Karamo Kaba justifie l’emprunt obligatoire de 1 500 milliards GNF : ‘’les dépenses de l’État sont supérieures à ses recettes…’’
Pour faire face à des projets de développement, le ministre de l’économie et des finances a lancé un emprunt obligatoire de 1 500 milliards GNF. Défendant cette décision, le gouverneur de la Banque centrale de la République de Guinée assure qu’il est normal pour l’État de se tourner vers l’épargne locale.

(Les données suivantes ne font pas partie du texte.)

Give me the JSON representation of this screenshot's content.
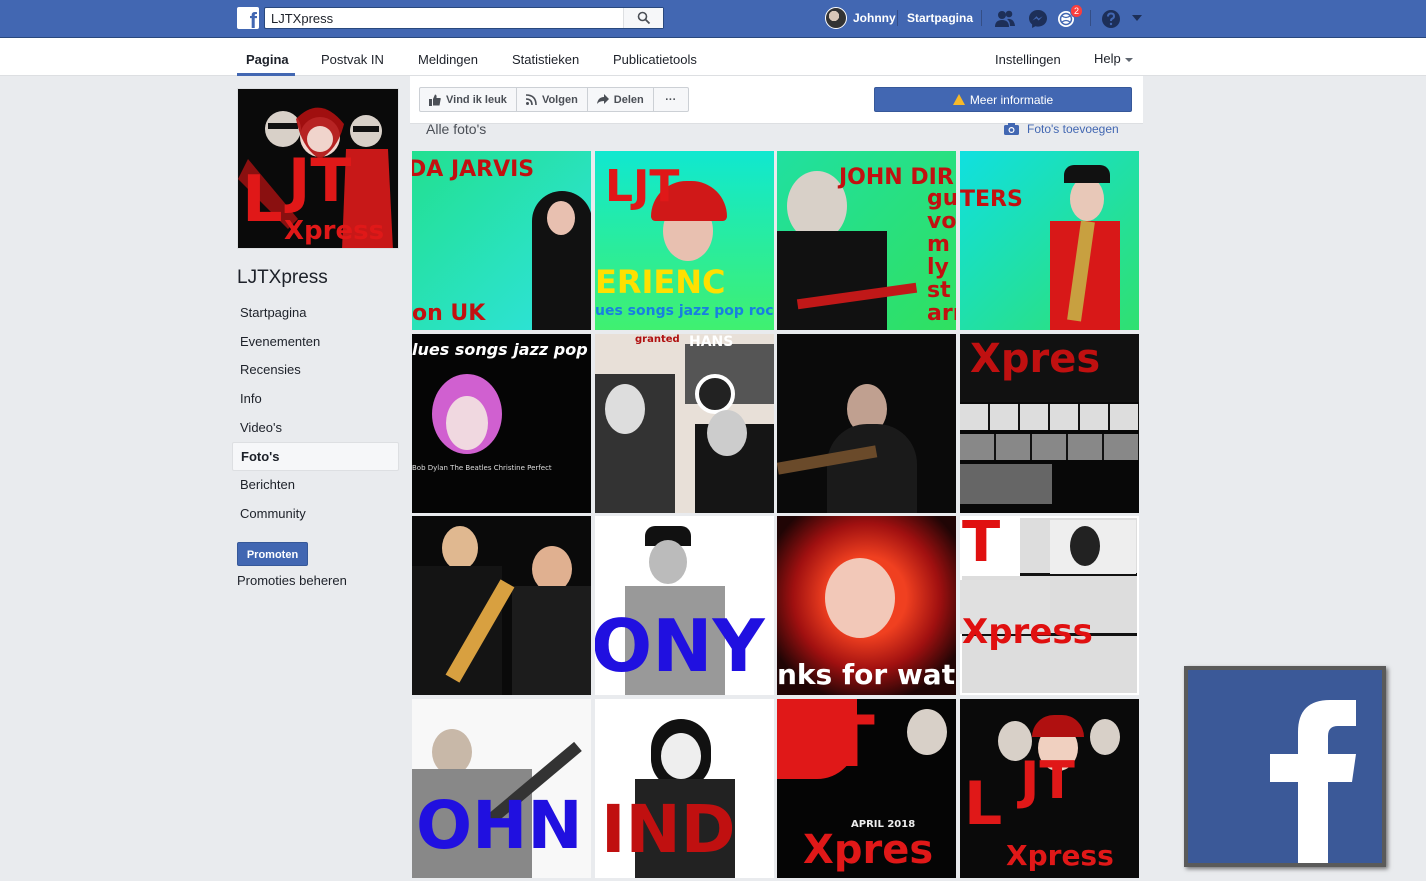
{
  "topbar": {
    "search_value": "LJTXpress",
    "user_name": "Johnny",
    "home_label": "Startpagina",
    "notification_count": "2"
  },
  "pagenav": {
    "tabs": [
      "Pagina",
      "Postvak IN",
      "Meldingen",
      "Statistieken",
      "Publicatietools"
    ],
    "settings": "Instellingen",
    "help": "Help"
  },
  "page": {
    "name": "LJTXpress",
    "profile_text": "LJTXpress"
  },
  "sidebar": {
    "items": [
      "Startpagina",
      "Evenementen",
      "Recensies",
      "Info",
      "Video's",
      "Foto's",
      "Berichten",
      "Community"
    ],
    "promote_label": "Promoten",
    "manage_promotions": "Promoties beheren"
  },
  "actions": {
    "like": "Vind ik leuk",
    "follow": "Volgen",
    "share": "Delen",
    "more": "···",
    "more_info": "Meer informatie"
  },
  "photos": {
    "heading": "Alle foto's",
    "add_label": "Foto's toevoegen",
    "tiles": [
      {
        "text": "DA JARVIS",
        "sub": "ls s nm s on UK"
      },
      {
        "text": "LJT",
        "sub": "ERIENC",
        "caption": "ues songs jazz pop rock"
      },
      {
        "text": "JOHN DIR",
        "sub": "gu vo m ly st arn"
      },
      {
        "text": "TERS",
        "sub": "n"
      },
      {
        "text": "lues songs jazz pop ro",
        "sub": "Bob Dylan The Beatles Christine Perfect"
      },
      {
        "text": "HANS",
        "sub": "granted"
      },
      {
        "text": ""
      },
      {
        "text": "Xpres"
      },
      {
        "text": ""
      },
      {
        "text": "ONY"
      },
      {
        "text": "nks for watc"
      },
      {
        "text": "Xpress"
      },
      {
        "text": "OHN"
      },
      {
        "text": "IND"
      },
      {
        "text": "Xpres",
        "sub": "APRIL 2018"
      },
      {
        "text": "Xpress"
      }
    ]
  },
  "colors": {
    "brand_blue": "#4267b2",
    "page_bg": "#e9ebee"
  }
}
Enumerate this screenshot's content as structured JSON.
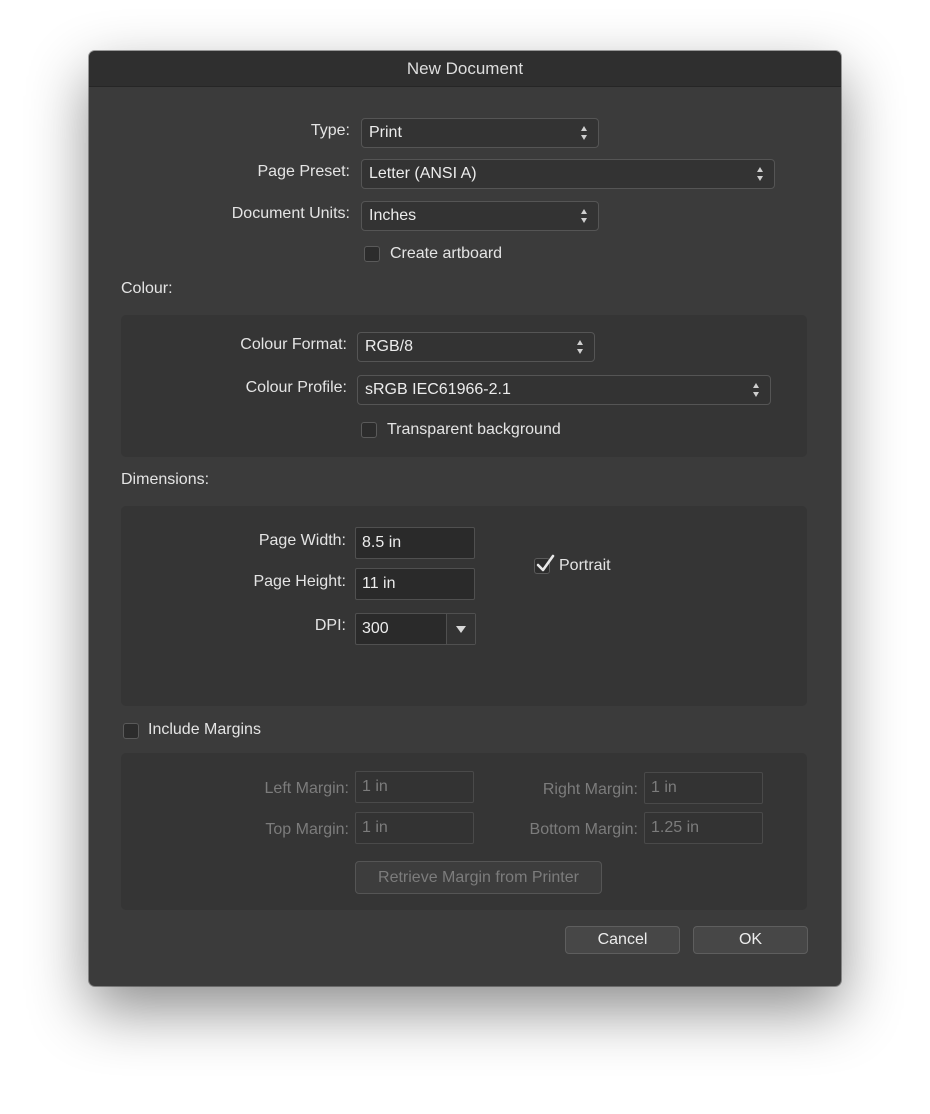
{
  "dialog": {
    "title": "New Document"
  },
  "general": {
    "type_label": "Type:",
    "type_value": "Print",
    "preset_label": "Page Preset:",
    "preset_value": "Letter (ANSI A)",
    "units_label": "Document Units:",
    "units_value": "Inches",
    "artboard_label": "Create artboard",
    "artboard_checked": false
  },
  "colour": {
    "section_label": "Colour:",
    "format_label": "Colour Format:",
    "format_value": "RGB/8",
    "profile_label": "Colour Profile:",
    "profile_value": "sRGB IEC61966-2.1",
    "transparent_label": "Transparent background",
    "transparent_checked": false
  },
  "dimensions": {
    "section_label": "Dimensions:",
    "width_label": "Page Width:",
    "width_value": "8.5 in",
    "height_label": "Page Height:",
    "height_value": "11 in",
    "dpi_label": "DPI:",
    "dpi_value": "300",
    "portrait_label": "Portrait",
    "portrait_checked": true
  },
  "margins": {
    "include_label": "Include Margins",
    "include_checked": false,
    "left_label": "Left Margin:",
    "left_value": "1 in",
    "right_label": "Right Margin:",
    "right_value": "1 in",
    "top_label": "Top Margin:",
    "top_value": "1 in",
    "bottom_label": "Bottom Margin:",
    "bottom_value": "1.25 in",
    "retrieve_label": "Retrieve Margin from Printer"
  },
  "buttons": {
    "cancel": "Cancel",
    "ok": "OK"
  },
  "colors": {
    "dialog_bg": "#3b3b3b",
    "group_bg": "#353535",
    "disabled_text": "#7c7c7c"
  }
}
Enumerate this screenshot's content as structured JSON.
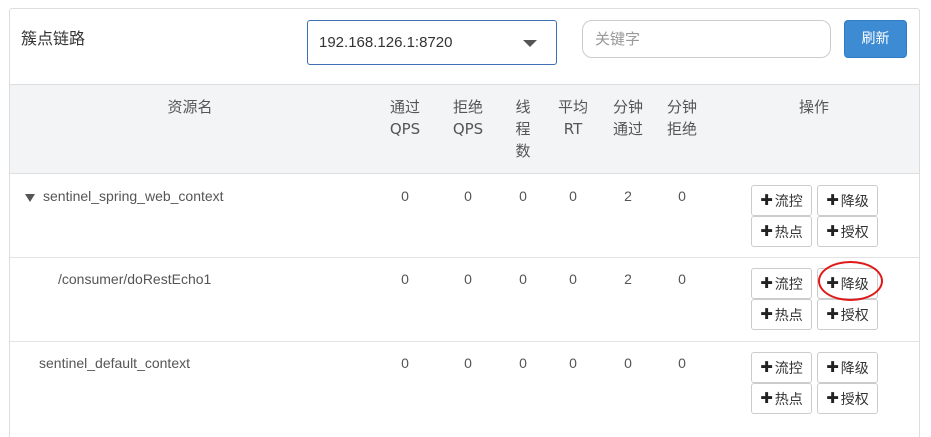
{
  "header": {
    "title": "簇点链路",
    "machine_select_value": "192.168.126.1:8720",
    "search_placeholder": "关键字",
    "refresh_label": "刷新"
  },
  "columns": {
    "resource": "资源名",
    "pass_qps": "通过\nQPS",
    "block_qps": "拒绝\nQPS",
    "threads": "线\n程\n数",
    "avg_rt": "平均\nRT",
    "pass_min": "分钟\n通过",
    "block_min": "分钟\n拒绝",
    "ops": "操作"
  },
  "rows": [
    {
      "name": "sentinel_spring_web_context",
      "expanded": true,
      "pass_qps": "0",
      "block_qps": "0",
      "threads": "0",
      "avg_rt": "0",
      "pass_min": "2",
      "block_min": "0"
    },
    {
      "name": "/consumer/doRestEcho1",
      "pass_qps": "0",
      "block_qps": "0",
      "threads": "0",
      "avg_rt": "0",
      "pass_min": "2",
      "block_min": "0"
    },
    {
      "name": "sentinel_default_context",
      "pass_qps": "0",
      "block_qps": "0",
      "threads": "0",
      "avg_rt": "0",
      "pass_min": "0",
      "block_min": "0"
    }
  ],
  "actions": {
    "plus": "✚",
    "flow": "流控",
    "degrade": "降级",
    "hot": "热点",
    "auth": "授权"
  },
  "colors": {
    "primary": "#3d8bd3",
    "highlight_circle": "#e01818",
    "header_bg": "#f2f4f6"
  }
}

‘’Le rôle de la Banque centrale est central. En fait, c’est nous qui faisons office de teneur de marché, dans la mesure où nous donnons les informations aux banques qui participent à l’opération, et nous assurons également la livraison des titres en question, ainsi que le règlement et la conservation. Donc, nous sommes là pour inspirer confiance (…). Au niveau de l’économie, vous avez trois sortes d’agents : il y a les ménages, les entreprises et l’État. Mais en termes financiers, vous avez deux sortes d’agents. Des agents qui ont des besoins de financement et des agents qui ont des capacités de financement. Donc, les ménages, parce qu’ils ont des revenus, consomment, payent des impôts et épargnent. Il en va de même pour les entreprises’’, explique le gouverneur de la Banque centrale.
‘’Les entreprises et les ménages sont dans la catégorie des agents à capacité de financement, et l’État, parce que ses recettes sont structurellement inférieures à ses dépenses. Les recettes collectées par les impôts, la douane et le trésor sont inférieures aux dépenses. Du coup, tout soutien, comme ce qui s’est passé en Guinée en 2014 lors de l’épidémie d’Ebola ou en 2020 pendant la pandémie de COVID-19, fait que les dépenses de l’État sont toujours supérieures à ses recettes. L’État doit donc se tourner vers les agents à capacité de financement. Nous sommes dans un univers où les dons des pays avancés diminuent de manière drastique’’, enchaîne Karamo Kaba.
Aussi, dit-il sur Vox Africa, ‘’nous sommes dans un environnement où les taux d’intérêt ont considérablement augmenté et où les conditions d’octroi de crédits se sont durcies. Donc, lorsqu’on est un État, il est préférable de se tourner vers son épargne locale.’’
‘’Très concrètement, aujourd’hui en Guinée, nous avons un besoin de financement pour 2025 estimé à environ 17 000 milliards de francs guinéens, dont environ 11 000 milliards représentent le déficit public. Vous avez à peu près 3 500 milliards GNF pour les intérêts de la dette et le remboursement du capital arrivant à échéance, et 3 500 milliards pour d’autres besoins. Il est donc très important pour l’État de se tourner vers l’épargne locale. En Guinée, le ministère de l’économie et des finances, via le Trésor, a longtemps émis des bons du Trésor. Ces bons ont une maturité inférieure à un an, c’est-à-dire que lorsqu’on émet un bon du Trésor, il doit être remboursé en moins de 1 an. Pour avoir un peu plus de flexibilité, l’État peut émettre des obligations du Trésor. Là, les maturités vont de 2 à 5 ans. Typiquement, l’emprunt est sur 5 ans’’, conclut-il.